Immunotherapy has proven to greatly improve the protection against Hymenoptera (bees, wasps, hornets, ants, etc.) stings, and reduces the risk of systemic reactions with an efficacy of up to 98%.  After completing immunotherapy for insect venom, patients have a residual risk of approximately 5% of experiencing systemic reactions, but they are typically mild in nature.   

Allergic rhinitis

Patients suffering from allergic rhinitis (hay fever) and conjunctivitis caused by tree, grass, and weed pollen experience long-lasting beneficial effects even after only 2 years of immunotherapy. Past evidence recommends at least 3 to 5 years of therapy. For children, immunotherapy targeting allergic rhinitis may reduce the risk of developing asthma in the future. 

Asthma

Immunotherapy is effective when treating allergic asthma caused by grass, ragweed, dust mites, and pet dander. Studies have confirmed AIT’s efficacy in asthma management by reducing asthma symptoms and improving airway hypersensitivity. AIT might also prevent the onset of asthma in patients suffering from pollen allergy. A study has shown that only 26% of children with a grass and/or birch pollen allergy developed asthma after completing immunotherapy. This stands in opposition to the 45% experiencing asthma who did not previously receive immunotherapy. 

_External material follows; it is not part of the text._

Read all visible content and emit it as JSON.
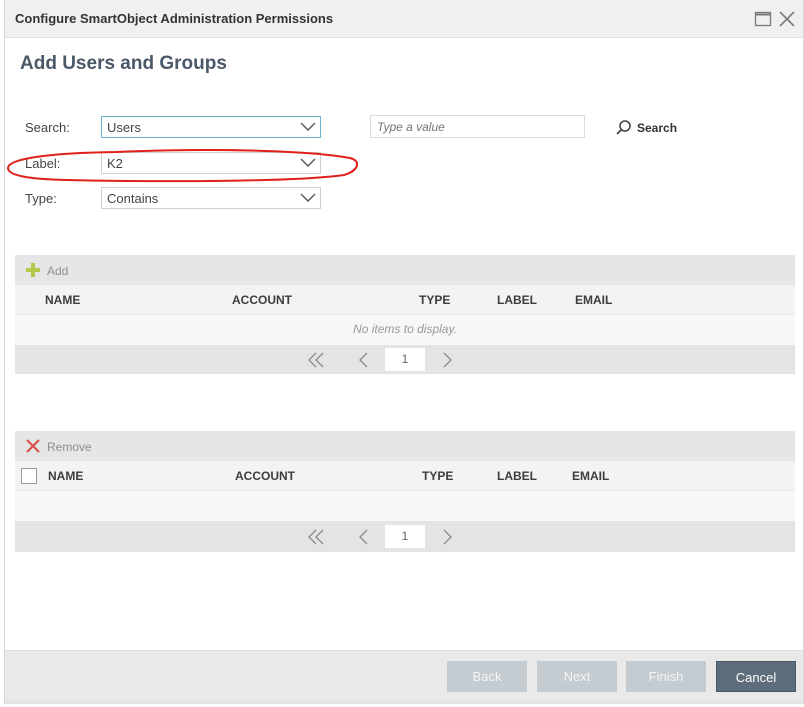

There currently is no evidence suggesting that immunotherapy can influence established asthma in adult patients, however.  

Atopic dermatitis: Evidence suggests that immunotherapy is effective in the treatment of atopic dermatitis (also known as eczema) if the condition is associated to sensitivity to airborne allergens such as pollen and spores. 

Main takeaways for allergy patients

Not every allergy sufferer is a candidate for AIT. Suitable candidates for AIT include patients suffering from allergic rhinitis and conjunctivitis, allergic asthma, a hypersensitivity to insect venom, as well as certain cases of atopic dermatitis.  

Patients considering immunotherapy should be aware of the involved benefits, risks, and costs. Patients have to receive immunotherapy in a safe environment (usually a clinic) equipped to deal with possible life-threatening side effects (such as anaphylaxis).